With my hen, I used a 3-day treatment that had Miconazole Nitrate as the active ingredient. One suppository was cut into 6 pieces which represented separate doses. Dosing 1-2 times per day by hiding it in yogurt or straight into an open beak, was tolerated well.
Results were quickly seen after the first 2 doses. My bird’s crop was no longer distended with foamy contents. Even though she still had hard straw bits in her crop, it seemed to empty well overnight.
Although the forum information stated the treatment use of three entire suppositories I held off at using just one.

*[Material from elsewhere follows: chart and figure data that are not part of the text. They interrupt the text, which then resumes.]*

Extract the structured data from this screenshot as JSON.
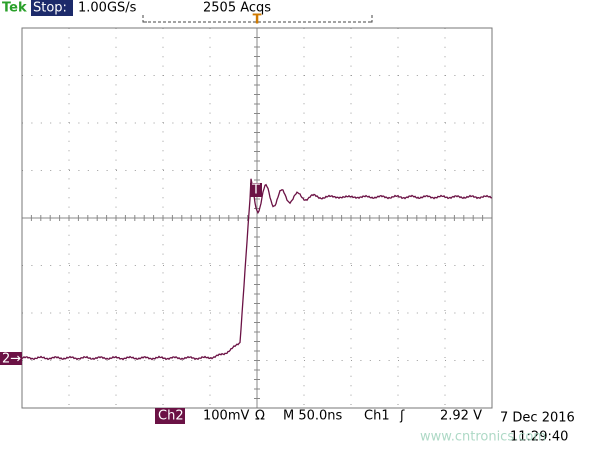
{
  "header": {
    "brand": "Tek",
    "state": "Stop:",
    "sample_rate": "1.00GS/s",
    "acquisitions": "2505 Acqs",
    "trigger_position": "T"
  },
  "markers": {
    "channel": "2→",
    "trigger_point": "T"
  },
  "footer": {
    "channel": "Ch2",
    "scale": "100mV",
    "coupling": "Ω",
    "timebase": "M 50.0ns",
    "trigger_source": "Ch1",
    "trigger_slope": "ʃ",
    "trigger_level": "2.92 V",
    "date": "7 Dec 2016",
    "time": "11:29:40"
  },
  "watermark": "www.cntronics.com"
}
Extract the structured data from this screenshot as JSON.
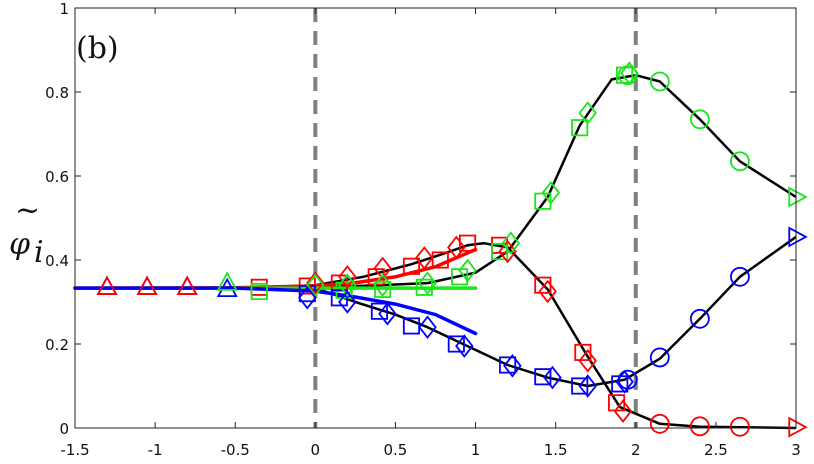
{
  "chart_data": {
    "type": "line",
    "panel_label": "(b)",
    "ylabel_symbol": "~",
    "ylabel_main": "φ",
    "ylabel_sub": "i",
    "xlim": [
      -1.5,
      3
    ],
    "ylim": [
      0,
      1
    ],
    "xticks": [
      -1.5,
      -1,
      -0.5,
      0,
      0.5,
      1,
      1.5,
      2,
      2.5,
      3
    ],
    "xtick_labels": [
      "-1.5",
      "-1",
      "-0.5",
      "0",
      "0.5",
      "1",
      "1.5",
      "2",
      "2.5",
      "3"
    ],
    "yticks": [
      0,
      0.2,
      0.4,
      0.6,
      0.8,
      1
    ],
    "ytick_labels": [
      "0",
      "0.2",
      "0.4",
      "0.6",
      "0.8",
      "1"
    ],
    "vlines": [
      0,
      2
    ],
    "colors": {
      "red": "#ff0000",
      "green": "#19e619",
      "blue": "#0000ff",
      "black": "#000000",
      "dashed": "#808080"
    },
    "black_lines": [
      [
        [
          -1.5,
          0.333
        ],
        [
          -1.0,
          0.333
        ],
        [
          -0.5,
          0.333
        ],
        [
          0,
          0.333
        ],
        [
          0.25,
          0.3
        ],
        [
          0.5,
          0.27
        ],
        [
          0.7,
          0.24
        ],
        [
          0.95,
          0.195
        ],
        [
          1.2,
          0.15
        ],
        [
          1.45,
          0.12
        ],
        [
          1.7,
          0.1
        ],
        [
          1.93,
          0.115
        ],
        [
          2.15,
          0.165
        ],
        [
          2.4,
          0.26
        ],
        [
          2.65,
          0.36
        ],
        [
          3.0,
          0.455
        ]
      ],
      [
        [
          -1.5,
          0.333
        ],
        [
          -0.5,
          0.333
        ],
        [
          0,
          0.34
        ],
        [
          0.3,
          0.36
        ],
        [
          0.6,
          0.39
        ],
        [
          0.8,
          0.415
        ],
        [
          0.95,
          0.435
        ],
        [
          1.05,
          0.44
        ],
        [
          1.2,
          0.43
        ],
        [
          1.45,
          0.33
        ],
        [
          1.7,
          0.17
        ],
        [
          1.9,
          0.05
        ],
        [
          2.15,
          0.01
        ],
        [
          2.4,
          0.003
        ],
        [
          3.0,
          0.0
        ]
      ],
      [
        [
          -1.5,
          0.333
        ],
        [
          -0.5,
          0.333
        ],
        [
          0,
          0.335
        ],
        [
          0.4,
          0.34
        ],
        [
          0.7,
          0.345
        ],
        [
          1.0,
          0.37
        ],
        [
          1.2,
          0.42
        ],
        [
          1.45,
          0.55
        ],
        [
          1.65,
          0.72
        ],
        [
          1.85,
          0.83
        ],
        [
          2.0,
          0.84
        ],
        [
          2.15,
          0.825
        ],
        [
          2.4,
          0.735
        ],
        [
          2.65,
          0.635
        ],
        [
          3.0,
          0.55
        ]
      ]
    ],
    "theory_lines": [
      {
        "color": "red",
        "points": [
          [
            -1.5,
            0.333
          ],
          [
            -0.5,
            0.334
          ],
          [
            0,
            0.338
          ],
          [
            0.25,
            0.346
          ],
          [
            0.5,
            0.36
          ],
          [
            0.75,
            0.384
          ],
          [
            1.0,
            0.425
          ]
        ]
      },
      {
        "color": "green",
        "points": [
          [
            -1.5,
            0.333
          ],
          [
            0,
            0.333
          ],
          [
            0.5,
            0.333
          ],
          [
            1.0,
            0.333
          ]
        ]
      },
      {
        "color": "blue",
        "points": [
          [
            -1.5,
            0.333
          ],
          [
            -0.5,
            0.333
          ],
          [
            0,
            0.326
          ],
          [
            0.25,
            0.312
          ],
          [
            0.5,
            0.295
          ],
          [
            0.75,
            0.27
          ],
          [
            1.0,
            0.225
          ]
        ]
      }
    ],
    "series": [
      {
        "marker": "triangle-up",
        "color": "blue",
        "points": [
          [
            -1.3,
            0.335
          ],
          [
            -1.05,
            0.335
          ],
          [
            -0.8,
            0.335
          ],
          [
            -0.55,
            0.33
          ]
        ]
      },
      {
        "marker": "triangle-up",
        "color": "red",
        "points": [
          [
            -1.3,
            0.335
          ],
          [
            -1.05,
            0.335
          ],
          [
            -0.8,
            0.335
          ]
        ]
      },
      {
        "marker": "triangle-up",
        "color": "green",
        "points": [
          [
            -0.55,
            0.345
          ]
        ]
      },
      {
        "marker": "square",
        "color": "red",
        "points": [
          [
            -0.35,
            0.335
          ],
          [
            -0.05,
            0.338
          ],
          [
            0.15,
            0.345
          ],
          [
            0.38,
            0.36
          ],
          [
            0.6,
            0.385
          ],
          [
            0.78,
            0.4
          ],
          [
            0.95,
            0.44
          ],
          [
            1.15,
            0.435
          ],
          [
            1.42,
            0.34
          ],
          [
            1.67,
            0.18
          ],
          [
            1.88,
            0.06
          ]
        ]
      },
      {
        "marker": "square",
        "color": "green",
        "points": [
          [
            -0.35,
            0.325
          ],
          [
            0.18,
            0.328
          ],
          [
            0.42,
            0.33
          ],
          [
            0.68,
            0.335
          ],
          [
            0.9,
            0.36
          ],
          [
            1.15,
            0.42
          ],
          [
            1.42,
            0.54
          ],
          [
            1.65,
            0.715
          ],
          [
            1.93,
            0.84
          ]
        ]
      },
      {
        "marker": "square",
        "color": "blue",
        "points": [
          [
            -0.05,
            0.32
          ],
          [
            0.15,
            0.31
          ],
          [
            0.4,
            0.278
          ],
          [
            0.6,
            0.243
          ],
          [
            0.88,
            0.2
          ],
          [
            1.2,
            0.15
          ],
          [
            1.42,
            0.122
          ],
          [
            1.65,
            0.1
          ],
          [
            1.9,
            0.105
          ]
        ]
      },
      {
        "marker": "diamond",
        "color": "red",
        "points": [
          [
            0.0,
            0.345
          ],
          [
            0.2,
            0.36
          ],
          [
            0.42,
            0.38
          ],
          [
            0.68,
            0.405
          ],
          [
            0.88,
            0.43
          ],
          [
            1.2,
            0.42
          ],
          [
            1.45,
            0.325
          ],
          [
            1.7,
            0.16
          ],
          [
            1.92,
            0.04
          ]
        ]
      },
      {
        "marker": "diamond",
        "color": "green",
        "points": [
          [
            0.0,
            0.34
          ],
          [
            0.2,
            0.34
          ],
          [
            0.42,
            0.34
          ],
          [
            0.7,
            0.345
          ],
          [
            0.95,
            0.375
          ],
          [
            1.22,
            0.44
          ],
          [
            1.47,
            0.56
          ],
          [
            1.7,
            0.75
          ],
          [
            1.96,
            0.845
          ]
        ]
      },
      {
        "marker": "diamond",
        "color": "blue",
        "points": [
          [
            -0.05,
            0.31
          ],
          [
            0.2,
            0.3
          ],
          [
            0.45,
            0.272
          ],
          [
            0.7,
            0.24
          ],
          [
            0.93,
            0.195
          ],
          [
            1.23,
            0.148
          ],
          [
            1.48,
            0.12
          ],
          [
            1.7,
            0.1
          ],
          [
            1.93,
            0.11
          ]
        ]
      },
      {
        "marker": "circle",
        "color": "green",
        "points": [
          [
            1.95,
            0.84
          ],
          [
            2.15,
            0.825
          ],
          [
            2.4,
            0.735
          ],
          [
            2.65,
            0.635
          ]
        ]
      },
      {
        "marker": "circle",
        "color": "blue",
        "points": [
          [
            1.95,
            0.115
          ],
          [
            2.15,
            0.168
          ],
          [
            2.4,
            0.26
          ],
          [
            2.65,
            0.36
          ]
        ]
      },
      {
        "marker": "circle",
        "color": "red",
        "points": [
          [
            2.15,
            0.01
          ],
          [
            2.4,
            0.004
          ],
          [
            2.65,
            0.003
          ]
        ]
      },
      {
        "marker": "triangle-right",
        "color": "green",
        "points": [
          [
            3.0,
            0.55
          ]
        ]
      },
      {
        "marker": "triangle-right",
        "color": "blue",
        "points": [
          [
            3.0,
            0.455
          ]
        ]
      },
      {
        "marker": "triangle-right",
        "color": "red",
        "points": [
          [
            3.0,
            0.002
          ]
        ]
      }
    ]
  }
}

After 3 days I placed Sterling back in the pen with the rest of my flock. She returned to pellet/crumble layer feed supplemented with grit, however I did not offer scratch feed for one full week.
In the end, it may take some time for those residual pieces of straw in her crop to break down and move out. If the yeast rears it’s ugly head once again, I plan on repeating the singular suppository dosage. Until then, I just have to play the waiting game and be vigilant.
I have also read that Clotrimazole in the form of jock itch or athlete’s foot medication have successfully been used to clear a sour crop of yeast. This is one treatment I have not tried personally, but in case of an emergency, it’s good information to have.
In the end, it can pay off to try treatments that are a little out of the ordinary. Sometimes, the benefits far outweigh the risk if you know your chicken is on the downhill slide.
If your hen is being dosed with medication and she is laying eggs, it’s always best to err on the side of caution. Avoiding consumption of the treated bird’s eggs for up to 1-2 weeks after treatment is a good guideline.
Please be advised that any treatment option listed in this article was used solely at my own risk and not recommended by a veterinarian. On this farm, an ill chicken, unless its the entire flock, will always be self-treated at home or culled if the illness is too severe.